I've inherited a poorly written site with a large amount of inline code and seemingly redundant/unnecessary css and lots of inline styles I should replace. Unfortunately it's a PHP site that requires login to view almost any of the content, so the tools I've seen so far to find unused CSS can only explore a single page of the site. Some tools allow you to give login information, but it's a business intranet site, and I'm not comfortable giving such information to a tool, especially not an online one.

Is there a better way than manually digging through the produced HTML to find what's needed and what isn't? Is there any tool I can run locally to log in to a development site instead of the public site? There's 800 lines of CSS as it is, so manually digging through (and testing) isn't exactly ideal.

2 answers

danwellman 5600

There are Firefox extensions (and presumably Chrome ones) which let you scan a page to see which CSS selectors from the style sheet are not being used, for example, one is CSS Usage which integrates with firebug. This particular one is probably not suitable as it seems to only work on a page-by-page basis not the whole site.
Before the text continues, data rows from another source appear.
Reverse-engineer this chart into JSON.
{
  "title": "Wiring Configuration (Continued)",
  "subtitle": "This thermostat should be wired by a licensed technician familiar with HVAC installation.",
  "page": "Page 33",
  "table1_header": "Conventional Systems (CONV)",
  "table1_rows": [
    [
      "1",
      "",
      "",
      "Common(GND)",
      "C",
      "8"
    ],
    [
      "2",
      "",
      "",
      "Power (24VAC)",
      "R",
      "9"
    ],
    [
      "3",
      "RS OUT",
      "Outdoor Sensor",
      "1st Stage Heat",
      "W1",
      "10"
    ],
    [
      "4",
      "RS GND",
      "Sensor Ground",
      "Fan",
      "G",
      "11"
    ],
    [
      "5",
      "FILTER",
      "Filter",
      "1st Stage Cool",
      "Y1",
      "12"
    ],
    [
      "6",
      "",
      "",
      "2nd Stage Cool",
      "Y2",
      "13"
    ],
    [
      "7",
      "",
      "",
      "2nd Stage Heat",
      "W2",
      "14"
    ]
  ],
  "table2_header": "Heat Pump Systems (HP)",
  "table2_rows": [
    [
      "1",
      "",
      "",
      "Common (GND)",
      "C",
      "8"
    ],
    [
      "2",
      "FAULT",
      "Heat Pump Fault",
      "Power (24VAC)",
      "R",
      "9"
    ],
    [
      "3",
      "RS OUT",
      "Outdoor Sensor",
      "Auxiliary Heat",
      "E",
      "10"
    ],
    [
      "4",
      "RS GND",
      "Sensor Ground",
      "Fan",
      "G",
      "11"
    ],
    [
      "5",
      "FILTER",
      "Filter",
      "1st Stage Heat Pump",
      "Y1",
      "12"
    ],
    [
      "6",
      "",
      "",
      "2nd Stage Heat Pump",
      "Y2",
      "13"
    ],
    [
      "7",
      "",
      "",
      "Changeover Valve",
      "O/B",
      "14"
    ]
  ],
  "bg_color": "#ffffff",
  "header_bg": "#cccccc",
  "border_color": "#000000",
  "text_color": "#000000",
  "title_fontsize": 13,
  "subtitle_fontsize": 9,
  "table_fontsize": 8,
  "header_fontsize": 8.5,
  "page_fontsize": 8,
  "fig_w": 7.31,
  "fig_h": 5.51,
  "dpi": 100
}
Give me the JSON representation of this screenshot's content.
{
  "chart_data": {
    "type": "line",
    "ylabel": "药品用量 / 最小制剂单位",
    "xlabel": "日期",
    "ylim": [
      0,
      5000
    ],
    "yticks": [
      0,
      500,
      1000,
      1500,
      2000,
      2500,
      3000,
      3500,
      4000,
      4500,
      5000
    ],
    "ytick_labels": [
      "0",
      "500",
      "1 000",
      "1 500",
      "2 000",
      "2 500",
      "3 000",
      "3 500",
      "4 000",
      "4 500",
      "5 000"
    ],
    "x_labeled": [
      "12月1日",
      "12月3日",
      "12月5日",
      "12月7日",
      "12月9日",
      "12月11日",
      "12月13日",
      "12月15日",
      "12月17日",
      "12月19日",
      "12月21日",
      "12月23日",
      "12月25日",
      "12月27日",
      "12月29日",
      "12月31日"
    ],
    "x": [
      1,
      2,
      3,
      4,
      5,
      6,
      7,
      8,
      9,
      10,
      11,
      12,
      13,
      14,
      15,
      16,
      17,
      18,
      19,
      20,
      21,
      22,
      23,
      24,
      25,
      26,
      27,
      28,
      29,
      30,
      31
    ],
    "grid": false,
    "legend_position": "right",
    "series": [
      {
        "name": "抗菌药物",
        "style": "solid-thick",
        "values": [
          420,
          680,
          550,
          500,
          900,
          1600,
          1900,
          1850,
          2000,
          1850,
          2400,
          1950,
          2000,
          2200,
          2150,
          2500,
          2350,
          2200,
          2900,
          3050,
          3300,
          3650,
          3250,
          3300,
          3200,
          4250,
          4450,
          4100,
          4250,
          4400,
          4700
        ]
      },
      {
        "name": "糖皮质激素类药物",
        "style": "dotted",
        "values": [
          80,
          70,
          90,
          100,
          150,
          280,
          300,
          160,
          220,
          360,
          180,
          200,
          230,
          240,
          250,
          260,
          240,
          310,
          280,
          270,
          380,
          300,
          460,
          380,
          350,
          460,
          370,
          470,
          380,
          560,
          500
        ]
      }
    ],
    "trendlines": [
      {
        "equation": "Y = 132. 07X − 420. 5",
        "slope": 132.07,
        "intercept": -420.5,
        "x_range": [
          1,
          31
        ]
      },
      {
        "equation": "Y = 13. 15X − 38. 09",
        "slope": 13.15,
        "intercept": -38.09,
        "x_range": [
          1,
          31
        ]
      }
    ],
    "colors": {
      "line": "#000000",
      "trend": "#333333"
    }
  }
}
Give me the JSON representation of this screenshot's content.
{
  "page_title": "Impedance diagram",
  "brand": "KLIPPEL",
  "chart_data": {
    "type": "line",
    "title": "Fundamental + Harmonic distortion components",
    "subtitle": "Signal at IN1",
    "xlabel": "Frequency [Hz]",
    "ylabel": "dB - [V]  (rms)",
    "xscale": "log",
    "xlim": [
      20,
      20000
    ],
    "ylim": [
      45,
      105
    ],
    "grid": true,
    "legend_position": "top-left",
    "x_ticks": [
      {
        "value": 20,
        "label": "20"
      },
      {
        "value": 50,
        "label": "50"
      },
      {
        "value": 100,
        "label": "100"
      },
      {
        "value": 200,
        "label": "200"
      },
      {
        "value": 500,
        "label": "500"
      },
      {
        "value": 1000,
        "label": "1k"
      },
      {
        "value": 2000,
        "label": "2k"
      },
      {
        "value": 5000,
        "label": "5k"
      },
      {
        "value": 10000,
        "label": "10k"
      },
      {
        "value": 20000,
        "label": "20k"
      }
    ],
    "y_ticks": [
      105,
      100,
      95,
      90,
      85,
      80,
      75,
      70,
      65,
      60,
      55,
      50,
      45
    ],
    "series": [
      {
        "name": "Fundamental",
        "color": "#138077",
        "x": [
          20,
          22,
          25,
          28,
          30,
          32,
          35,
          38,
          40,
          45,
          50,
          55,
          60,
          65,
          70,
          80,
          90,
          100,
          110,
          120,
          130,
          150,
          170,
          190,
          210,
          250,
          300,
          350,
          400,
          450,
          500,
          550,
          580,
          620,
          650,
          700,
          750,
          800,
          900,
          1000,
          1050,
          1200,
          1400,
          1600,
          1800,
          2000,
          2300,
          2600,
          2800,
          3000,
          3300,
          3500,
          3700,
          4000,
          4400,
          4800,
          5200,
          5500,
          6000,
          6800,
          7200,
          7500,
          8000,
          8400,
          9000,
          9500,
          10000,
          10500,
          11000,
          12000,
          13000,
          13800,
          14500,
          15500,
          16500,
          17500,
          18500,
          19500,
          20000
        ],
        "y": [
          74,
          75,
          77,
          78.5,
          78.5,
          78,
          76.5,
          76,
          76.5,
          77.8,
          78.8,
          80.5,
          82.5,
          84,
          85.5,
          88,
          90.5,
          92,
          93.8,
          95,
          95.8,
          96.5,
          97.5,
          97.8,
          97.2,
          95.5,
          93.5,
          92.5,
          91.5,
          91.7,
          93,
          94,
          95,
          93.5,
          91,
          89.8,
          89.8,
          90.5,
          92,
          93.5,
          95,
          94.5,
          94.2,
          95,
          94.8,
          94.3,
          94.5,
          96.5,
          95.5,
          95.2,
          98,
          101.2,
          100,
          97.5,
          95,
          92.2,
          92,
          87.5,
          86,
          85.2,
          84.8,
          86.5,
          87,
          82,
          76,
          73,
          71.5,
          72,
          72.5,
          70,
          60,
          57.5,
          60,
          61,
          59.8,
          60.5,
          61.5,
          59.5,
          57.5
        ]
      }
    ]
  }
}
If you can roll-back to Firefox 3.6 there was a great extension called Dust-me selectors which had an option to spider a whole site to find unused selectors...

Answered almost 8 years ago by danwellman

A bit long winded, but a possible workflow that might work would be first to download the site with something like http://www.httrack.com/ which, if memory serves, will make a flat file copy.

And then you could use TopStyle Pro to look for orphan styles - http://www.topstyle4.com/ It's part of the site reports functions there-in.

I don't know of anything similar for Mac OS, sorry.